Product Story Vol.05
フィールドでさりげなくその存在を知らせること”PEG MARKER CONE”
muracoのプロダクト開発に焦点を当てる”Product Story” 。今回のプロダクトはキャンプにおける安全性を考え作られた 「PEG MARKER CONE / ペグマーカーコーン」。開発のきっかけから、デザインや素材選択のポイントをご紹介します。
Text : 後藤大輔
Photography : 村上卓也
1988年生まれ。大学院卒業後、インテリア業界で調理器具やテーブルウェアなど生活用品のデザインを経験し、2018年にmuracoへ。商品企画から設計、付随するグラフィックデザインまで手がけている。アウトドア用品の枠に囚われず様々なカルチャーをヒントにすることを心がけている。
ペグのつまずき問題
キャンプをする上でロープとペグは欠かせない道具。タープやシェルターを設営するにはもちろん自立式テントの固定にも必須と言えるでしょう。ロープが放射状にピンと張られた様子には独特の美しさがあるのではないでしょうか。しかし、キャンプ中にロープに気づかず引っかかったり、ペグにつまずいた経験は誰もがあるはず。そういったmuracoスタッフの経験とユーザーの声から、「PEG MARKER CONE / ペグマーカーコーン」の企画はスタートしました。目指したのは、ペグ・ロープの存在を認識しやすくして引っ掛かりを軽減しつつ、なおかつテント・タープの美しい張り姿を邪魔しないプロダクトです。
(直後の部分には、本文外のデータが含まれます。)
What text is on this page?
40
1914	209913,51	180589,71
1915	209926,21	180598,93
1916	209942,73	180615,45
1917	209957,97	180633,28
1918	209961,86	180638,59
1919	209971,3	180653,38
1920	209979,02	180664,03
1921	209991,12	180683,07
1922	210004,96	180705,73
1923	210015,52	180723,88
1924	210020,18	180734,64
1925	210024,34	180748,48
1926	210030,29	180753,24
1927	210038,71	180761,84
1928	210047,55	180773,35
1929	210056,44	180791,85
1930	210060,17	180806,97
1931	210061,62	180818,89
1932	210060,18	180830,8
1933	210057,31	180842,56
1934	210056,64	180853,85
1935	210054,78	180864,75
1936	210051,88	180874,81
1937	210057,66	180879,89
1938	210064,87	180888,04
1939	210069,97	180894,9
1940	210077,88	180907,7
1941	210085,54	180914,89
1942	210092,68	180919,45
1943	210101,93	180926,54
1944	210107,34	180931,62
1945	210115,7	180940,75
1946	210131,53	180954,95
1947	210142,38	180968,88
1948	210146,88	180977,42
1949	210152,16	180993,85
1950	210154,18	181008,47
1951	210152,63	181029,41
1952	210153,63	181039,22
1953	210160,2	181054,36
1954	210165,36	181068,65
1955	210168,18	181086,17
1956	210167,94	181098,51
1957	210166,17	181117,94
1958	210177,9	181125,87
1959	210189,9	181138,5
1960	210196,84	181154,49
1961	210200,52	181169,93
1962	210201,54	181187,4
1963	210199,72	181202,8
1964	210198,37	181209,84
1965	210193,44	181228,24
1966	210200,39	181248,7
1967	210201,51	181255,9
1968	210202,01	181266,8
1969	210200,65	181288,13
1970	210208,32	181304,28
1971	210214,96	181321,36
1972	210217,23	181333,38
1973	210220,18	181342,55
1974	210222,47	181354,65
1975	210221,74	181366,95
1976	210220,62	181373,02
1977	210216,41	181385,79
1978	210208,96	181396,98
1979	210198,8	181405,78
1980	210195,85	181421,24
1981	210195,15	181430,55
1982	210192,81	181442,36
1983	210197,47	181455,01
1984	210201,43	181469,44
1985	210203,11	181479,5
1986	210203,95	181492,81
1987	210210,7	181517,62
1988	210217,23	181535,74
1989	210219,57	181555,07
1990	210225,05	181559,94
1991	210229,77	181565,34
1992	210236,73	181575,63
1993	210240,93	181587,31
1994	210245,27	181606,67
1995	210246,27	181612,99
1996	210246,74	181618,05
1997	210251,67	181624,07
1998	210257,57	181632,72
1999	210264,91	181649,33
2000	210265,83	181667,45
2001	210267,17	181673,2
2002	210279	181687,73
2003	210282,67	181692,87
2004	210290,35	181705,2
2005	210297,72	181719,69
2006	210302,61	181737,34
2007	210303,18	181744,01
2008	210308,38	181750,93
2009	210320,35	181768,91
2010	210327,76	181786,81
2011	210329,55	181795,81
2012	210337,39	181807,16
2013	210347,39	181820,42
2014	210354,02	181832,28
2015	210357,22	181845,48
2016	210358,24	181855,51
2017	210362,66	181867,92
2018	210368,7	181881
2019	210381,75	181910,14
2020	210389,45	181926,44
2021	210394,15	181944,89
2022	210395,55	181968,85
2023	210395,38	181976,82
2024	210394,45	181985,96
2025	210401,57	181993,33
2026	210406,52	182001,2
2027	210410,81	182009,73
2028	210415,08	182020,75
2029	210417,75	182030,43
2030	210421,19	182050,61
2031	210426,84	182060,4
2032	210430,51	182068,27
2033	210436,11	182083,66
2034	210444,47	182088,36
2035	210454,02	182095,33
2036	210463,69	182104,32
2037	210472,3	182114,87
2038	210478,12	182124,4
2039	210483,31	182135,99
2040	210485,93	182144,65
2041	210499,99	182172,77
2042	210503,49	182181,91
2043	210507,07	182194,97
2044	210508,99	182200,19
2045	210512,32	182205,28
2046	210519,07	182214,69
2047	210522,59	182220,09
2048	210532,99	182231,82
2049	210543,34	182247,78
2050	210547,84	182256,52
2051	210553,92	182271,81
まず思いついたのは、サッカーなどのスポーツのトレーニングで使われるマーカーコーンのようなプロダクトです。マーカーコーンをペグに被せることで、ペグやロープの存在を認識しやすくできると考えました。そこで、マーカーコーンを作っている中国の工場を探し出し製造を依頼することになりました。工場は既製品を多く持っていましたが、キャンプシーンにおける理想の形状を追求するために、オリジナル形状で金型から開発することになりました。
ロープの緊張感を邪魔しない形状
マーカーコーンといえば一般的には円錐形状ですが、あえて背の低い三角錐形状にしました。これは、ピンと張ったロープの緊張感を邪魔しないような形状を意図しています。スポーツ用のマーカーコーンやいわゆる三角コーンのような形状では、どことなく締まりがないよう感じたためです。また三角錐形状にすることでより強度が出てペグに体が当たった際にも衝撃を軽減したり、収納の際のデッドスペースが減りケースへの収まりもよくなりました。
地面の環境によらず昼も夜も視認しやすい色とは?
その存在を認識しやすくするには、しっかりと視認しやすい色を考える必要がありました。まず候補に上がったのは蓄光素材を混ぜ込んだ樹脂です。蓄光素材とは、明るい環境下で光を蓄え、暗所で一定時間光を放出する顔料のこと。しかし実際にフィールドでテストをしてみると、蓄光樹脂だと夜間は発光して目立つものの、昼間は芝生や砂利に馴染んでしまい視認しにくいことがわかりました。一方で、真っ白い樹脂であれば昼夜問わず光を反射し、土・芝・砂利など様々な地面でも視認しやすいことがわかり、ホワイトの樹脂を採用することにしました。
1セット10個入り
オクタタープのような8角形のタープには、基本的には10本のペグが必要になります(ポール使用箇所には2本)。PEG MARKER CONE / ペグマーカーコーンは10個入りなので、1セット購入すればオクタタープで使用するペグ全てに被せられることになります。ピッタリときれいに重ねられるので小さく収納でき、付属のストラップでまとめておくことができます。
お子様と一緒にキャンプを楽しむ方やロープへの引っ掛かりに困っていた方は、キャンプの時間を安心して楽しむためにぜひ使ってみてはいかがでしょうか。